Cuando ya no pude aguantar más me fui a dormir. A la mañana siguiente me desperté, mi papá estaba en el cuarto, lo vi recargado en la puerta, me sonrió y me estiró la mano, yo lo agarré y salimos de la casa, ya no había gente y él había despertado. 
Estaba vestido como siempre, pantalón café, camisa blanca y su sombrero de palma que nunca dejaba. Caminamos por la colonia hasta llegar al mar, recuerdo que recorrimos mucho, pero no me cansé, sentí como si estuviéramos volando. El viaje lo recuerdo muy azul, el mar estaba en calma, las olas tocaban nuestros pies sin violencia, iban y venían con tranquilidad, el agua se sentía fría, la brisa del mar chocaba en nuestras caras como caricias suaves, no había gente ni puestos abiertos, solo él y yo y el sol de la mañana que se veía a lo lejos, las gaviotas cantaban, el cielo estaba limpio, muy blanco, la arena lisa se metía entre nuestros dedos. 
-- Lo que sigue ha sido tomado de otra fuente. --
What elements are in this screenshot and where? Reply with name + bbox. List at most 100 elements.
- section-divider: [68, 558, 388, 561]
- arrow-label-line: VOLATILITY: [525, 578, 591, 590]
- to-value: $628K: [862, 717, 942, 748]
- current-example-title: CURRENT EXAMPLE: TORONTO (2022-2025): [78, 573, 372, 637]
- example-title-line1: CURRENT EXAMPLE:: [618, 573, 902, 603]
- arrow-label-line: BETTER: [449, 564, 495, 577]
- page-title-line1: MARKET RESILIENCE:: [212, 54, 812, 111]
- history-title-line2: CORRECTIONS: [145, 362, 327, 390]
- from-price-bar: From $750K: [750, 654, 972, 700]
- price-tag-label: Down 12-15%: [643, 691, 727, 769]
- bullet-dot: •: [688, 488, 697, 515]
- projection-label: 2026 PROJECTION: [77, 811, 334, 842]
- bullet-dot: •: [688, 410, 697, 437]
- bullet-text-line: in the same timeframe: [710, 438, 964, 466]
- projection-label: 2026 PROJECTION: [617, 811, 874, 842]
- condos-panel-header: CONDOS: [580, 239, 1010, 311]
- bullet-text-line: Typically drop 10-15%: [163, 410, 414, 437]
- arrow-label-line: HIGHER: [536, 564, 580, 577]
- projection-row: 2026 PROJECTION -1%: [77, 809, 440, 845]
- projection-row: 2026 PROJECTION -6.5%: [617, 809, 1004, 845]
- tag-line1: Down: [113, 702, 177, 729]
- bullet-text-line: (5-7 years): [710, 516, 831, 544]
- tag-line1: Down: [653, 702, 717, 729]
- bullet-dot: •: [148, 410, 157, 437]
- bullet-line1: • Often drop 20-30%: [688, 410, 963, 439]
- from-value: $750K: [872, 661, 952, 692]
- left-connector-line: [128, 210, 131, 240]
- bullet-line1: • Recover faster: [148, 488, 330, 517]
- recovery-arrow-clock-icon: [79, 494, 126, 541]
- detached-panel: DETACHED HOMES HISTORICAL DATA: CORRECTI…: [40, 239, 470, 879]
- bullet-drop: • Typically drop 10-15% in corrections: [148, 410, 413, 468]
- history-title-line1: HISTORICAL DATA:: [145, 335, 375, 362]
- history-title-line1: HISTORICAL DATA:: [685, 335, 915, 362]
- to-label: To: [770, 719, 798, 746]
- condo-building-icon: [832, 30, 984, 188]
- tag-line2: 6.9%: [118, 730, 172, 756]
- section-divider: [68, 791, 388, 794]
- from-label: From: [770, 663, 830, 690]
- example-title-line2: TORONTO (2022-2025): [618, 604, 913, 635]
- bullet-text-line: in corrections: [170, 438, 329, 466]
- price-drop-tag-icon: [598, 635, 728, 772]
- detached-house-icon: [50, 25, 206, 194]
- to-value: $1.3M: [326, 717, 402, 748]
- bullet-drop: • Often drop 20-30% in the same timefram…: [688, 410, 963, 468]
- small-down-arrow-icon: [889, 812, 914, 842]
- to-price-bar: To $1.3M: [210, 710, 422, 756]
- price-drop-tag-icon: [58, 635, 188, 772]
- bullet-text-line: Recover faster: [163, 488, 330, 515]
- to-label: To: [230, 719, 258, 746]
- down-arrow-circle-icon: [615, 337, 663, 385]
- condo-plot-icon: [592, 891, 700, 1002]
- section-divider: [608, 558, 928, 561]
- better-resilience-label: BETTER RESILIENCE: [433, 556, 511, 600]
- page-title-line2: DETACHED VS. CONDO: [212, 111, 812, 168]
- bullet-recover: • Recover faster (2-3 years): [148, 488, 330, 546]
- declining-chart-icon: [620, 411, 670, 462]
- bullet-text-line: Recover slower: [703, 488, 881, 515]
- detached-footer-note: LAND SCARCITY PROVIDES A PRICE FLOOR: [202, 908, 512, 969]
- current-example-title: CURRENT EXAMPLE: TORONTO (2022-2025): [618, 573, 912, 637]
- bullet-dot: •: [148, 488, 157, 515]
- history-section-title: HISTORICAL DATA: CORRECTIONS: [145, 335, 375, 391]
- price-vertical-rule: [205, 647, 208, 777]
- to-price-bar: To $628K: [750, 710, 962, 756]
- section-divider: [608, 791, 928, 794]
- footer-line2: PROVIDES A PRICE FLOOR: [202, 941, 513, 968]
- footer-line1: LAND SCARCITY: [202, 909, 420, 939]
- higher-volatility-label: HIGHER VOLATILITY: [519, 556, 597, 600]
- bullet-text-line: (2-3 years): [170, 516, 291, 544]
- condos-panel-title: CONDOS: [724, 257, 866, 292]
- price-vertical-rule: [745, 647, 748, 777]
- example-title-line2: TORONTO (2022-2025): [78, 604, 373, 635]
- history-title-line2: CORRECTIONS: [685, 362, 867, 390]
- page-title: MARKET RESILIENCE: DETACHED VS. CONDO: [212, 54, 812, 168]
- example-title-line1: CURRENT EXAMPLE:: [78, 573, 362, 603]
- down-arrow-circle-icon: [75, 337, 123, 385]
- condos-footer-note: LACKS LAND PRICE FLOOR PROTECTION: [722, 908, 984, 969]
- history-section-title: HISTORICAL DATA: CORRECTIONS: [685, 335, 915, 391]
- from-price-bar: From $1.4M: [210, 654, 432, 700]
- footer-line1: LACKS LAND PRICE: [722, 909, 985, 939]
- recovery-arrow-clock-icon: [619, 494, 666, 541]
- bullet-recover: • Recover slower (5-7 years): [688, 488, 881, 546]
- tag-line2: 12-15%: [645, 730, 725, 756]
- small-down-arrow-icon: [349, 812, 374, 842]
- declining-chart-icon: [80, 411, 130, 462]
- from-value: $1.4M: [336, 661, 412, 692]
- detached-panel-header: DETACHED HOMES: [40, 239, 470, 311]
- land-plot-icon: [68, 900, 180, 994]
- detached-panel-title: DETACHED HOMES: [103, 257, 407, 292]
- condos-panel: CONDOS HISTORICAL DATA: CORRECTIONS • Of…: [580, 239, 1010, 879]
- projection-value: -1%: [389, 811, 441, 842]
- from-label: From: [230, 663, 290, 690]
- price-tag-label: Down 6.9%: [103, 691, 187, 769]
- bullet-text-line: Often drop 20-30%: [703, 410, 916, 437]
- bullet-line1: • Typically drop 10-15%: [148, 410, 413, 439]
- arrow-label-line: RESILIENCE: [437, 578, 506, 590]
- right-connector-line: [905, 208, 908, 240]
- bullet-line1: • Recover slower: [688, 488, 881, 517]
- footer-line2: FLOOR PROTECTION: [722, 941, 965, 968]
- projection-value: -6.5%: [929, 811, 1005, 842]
A mi papá lo recuerdo bien, sus manos eran ásperas y grandes, su pelo lacio y negro, tenía ojos rasgados y las pestañas grandes. Sonreía mucho y yo miraba fijamente sus dientes blancos que contrastaban con su piel morena, su bigote era pequeño y grueso, me picaba la cara cuando me daba besos, él olía a mar mezclado con sudor. No recuerdo si hablamos, solo nos miramos mucho.
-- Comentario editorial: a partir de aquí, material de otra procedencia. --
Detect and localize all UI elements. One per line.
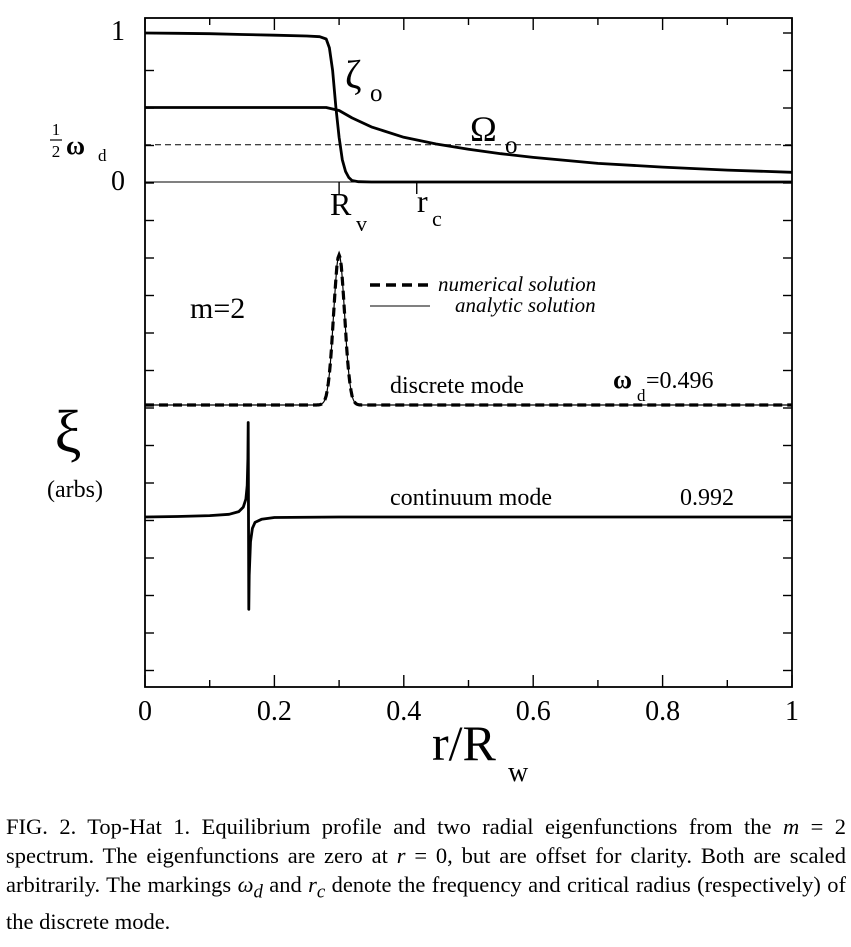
discrete-mode-label: discrete mode — [390, 373, 524, 399]
svg-text:v: v — [356, 211, 367, 236]
continuum-mode-curve — [144, 421, 792, 611]
y-tick-label-half-omega-d: 1 2 ω d — [50, 120, 107, 165]
svg-text:R: R — [330, 186, 352, 222]
x-tick-label: 0.6 — [516, 696, 551, 727]
marker-rv: R v — [330, 186, 367, 236]
svg-text:o: o — [505, 132, 518, 159]
continuum-mode-label: continuum mode — [390, 485, 552, 511]
marker-rc: r c — [417, 183, 442, 231]
discrete-mode-numerical — [145, 250, 792, 407]
x-tick-labels: 0 0.2 0.4 0.6 0.8 1 — [138, 696, 799, 727]
zeta-label: ζ o — [345, 52, 383, 107]
m-annotation: m=2 — [190, 292, 245, 325]
svg-text:w: w — [508, 757, 529, 788]
x-tick-label: 0 — [138, 696, 152, 727]
svg-text:d: d — [637, 386, 646, 405]
svg-text:ω: ω — [66, 131, 85, 160]
y-axis-label-xi: ξ — [55, 399, 82, 465]
x-tick-label: 1 — [785, 696, 799, 727]
figure-caption: FIG. 2. Top-Hat 1. Equilibrium profile a… — [6, 814, 846, 934]
x-tick-label: 0.8 — [645, 696, 680, 727]
zeta-curve — [144, 31, 792, 184]
svg-text:d: d — [98, 146, 107, 165]
x-axis-label: r/R w — [432, 715, 529, 788]
legend-numerical: numerical solution — [438, 272, 596, 296]
svg-text:c: c — [432, 206, 442, 231]
svg-text:=0.496: =0.496 — [646, 368, 714, 394]
svg-text:Ω: Ω — [470, 109, 497, 149]
svg-text:r: r — [417, 183, 428, 219]
omega-curve — [145, 106, 793, 174]
svg-text:ω: ω — [613, 365, 632, 394]
figure: 1 0 1 2 ω d ζ o Ω o R v r c m=2 numerica… — [47, 16, 799, 788]
legend-analytic: analytic solution — [455, 293, 596, 317]
svg-text:o: o — [370, 80, 383, 107]
plot-curves — [144, 31, 793, 611]
y-tick-label-1: 1 — [111, 16, 125, 47]
svg-text:1: 1 — [52, 120, 61, 139]
continuum-mode-frequency: 0.992 — [680, 485, 734, 511]
plot-frame — [144, 17, 793, 688]
axis-ticks — [144, 18, 793, 687]
legend: numerical solution analytic solution — [370, 272, 596, 317]
y-axis-label-arbs: (arbs) — [47, 477, 103, 503]
omega-label: Ω o — [470, 109, 518, 159]
discrete-mode-frequency: ω d =0.496 — [613, 365, 714, 405]
svg-text:r/R: r/R — [432, 715, 497, 771]
svg-text:2: 2 — [52, 142, 61, 161]
x-tick-label: 0.4 — [386, 696, 421, 727]
svg-text:ζ: ζ — [345, 52, 362, 97]
y-tick-label-0: 0 — [111, 166, 125, 197]
x-tick-label: 0.2 — [257, 696, 292, 727]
Regresamos a casa caminando, él me cargaba en sus hombros y corría de vez en cuando jugando a ser caballito. Cuando llegamos, él me dio beso, me abrazó fuerte y se fue, yo lo despedí ondeando la mano como siempre lo hacía cuando se iba a trabajar en las mañanas. 
Luego desperté, sentí un hueco en mi estómago y me puse triste, había arena en las sábanas y en realidad mi papá no se había despertado, seguía en la caja plateada y las velas ya casi se consumían. Mi mamá me regañó por ensuciar la cama, yo me levanté rápido y no le dije que fui a pasear con mi papá.
Salí al patio y la gente seguía ahí, no se habían ido. Recorrí la casa buscando a mis amigos y no los encontré, volví al comedor y mi mamá estaba abrazando la caja, sollozaba y decía palabras que no alcanzaba a escuchar, le jalé la falda como siempre y ella al verme me cargó, miré a la caja y vi a mi papá ahí acostado, no dije nada, un calor recorrió mi cuerpo y las lágrimas brotaron como cascadas, fue como un golpe seco. Mi mamá me abrazó, yo pregunté: 
–¿Por qué duerme tanto?, ¿Cuándo se va a despertar? 
Hubo un silencio largo, después con la voz entrecortada me contestó.
–Tu papá está muerto, no va a despertar, despídete de él–, y en un movimiento lento y pesado me inclinó hacia la caja, yo que seguía llorando, le di un beso en la frente, recuerdo haberlo visto tranquilo, no sonreía, su cabeza tenía un trapo que no dejaba ver su cabello negro, estaba helado, su piel se sentía seca, se veía como un ángel con la piel pálida, le dije adiós con la mano, como siempre lo despedía, mi mamá le dio un beso y cerró la caja, ahí supe que mi papá había muerto.